I got a paper rejected even if the associated editor and the referees liked the paper - it was more of a question of fit. Now I am sending the paper to a similar ranked journal that might be a better fit for the paper. The anonymous referee gave lots of good constructive feedback. Should I thank him in the new version? I am reluctant to it for two reasons. First, the referees or editor at the new journal might correctly infer that the paper was rejected elsewhere and that might bias them against the paper. Secondly, even if the referee was anonymous, given his tastes and comments, I am almost sure he is someone I already thanked in the paper but of course I can not be 100% certain of it.
Your first concern is pretty close to the point. I really see no benefit in thanking the reviewers in a subsequent submission of the paper. It just takes you pretty close to a grey area where theoretically no harm would be done, but in practice there is often some degree of bias involved. Again, no benefit, only potential harm.
I don't see a gray area here at all. If someone has helped improve your paper, you must acknowledge their contributions, either by co-authorship, citation, or acknowledgment. Yes, even in the submission. Yes, even if there is some small chance that the new referees will notice that your paper was rejected elsewhere and will let that fact unprofessionally bias their review.
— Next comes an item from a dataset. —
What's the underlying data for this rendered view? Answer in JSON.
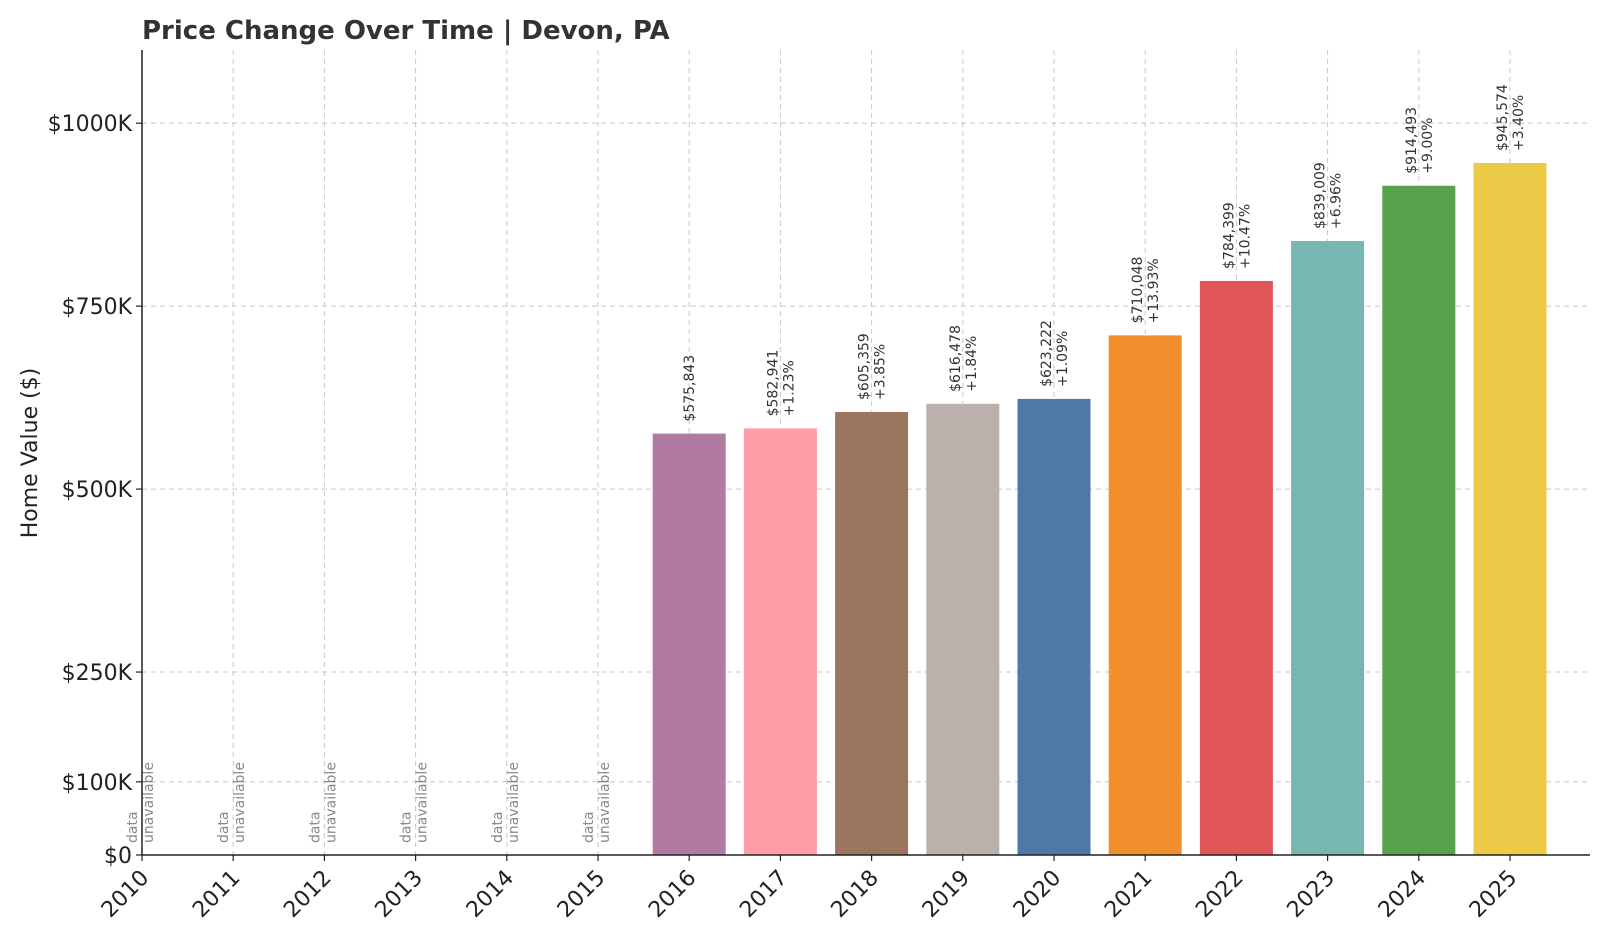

Even if your submission is double-blind, you can always thank ███ █████ and ██████ ██ for their helpful comments on an earlier version of the paper.
Less forcefully: It is never a mistake to sincerely express gratitude.
even if the referee was anonymous, given his tastes and comments, I am almost sure he is someone I already thanked in the paper but of course I can not be 100% certain of it.
You are not supposed to know who the referee is. So don't guess; just thank the anonymous referee. There is absolutely no harm in acknowledging the same person twice, once by name and once in their role as anonymous referee.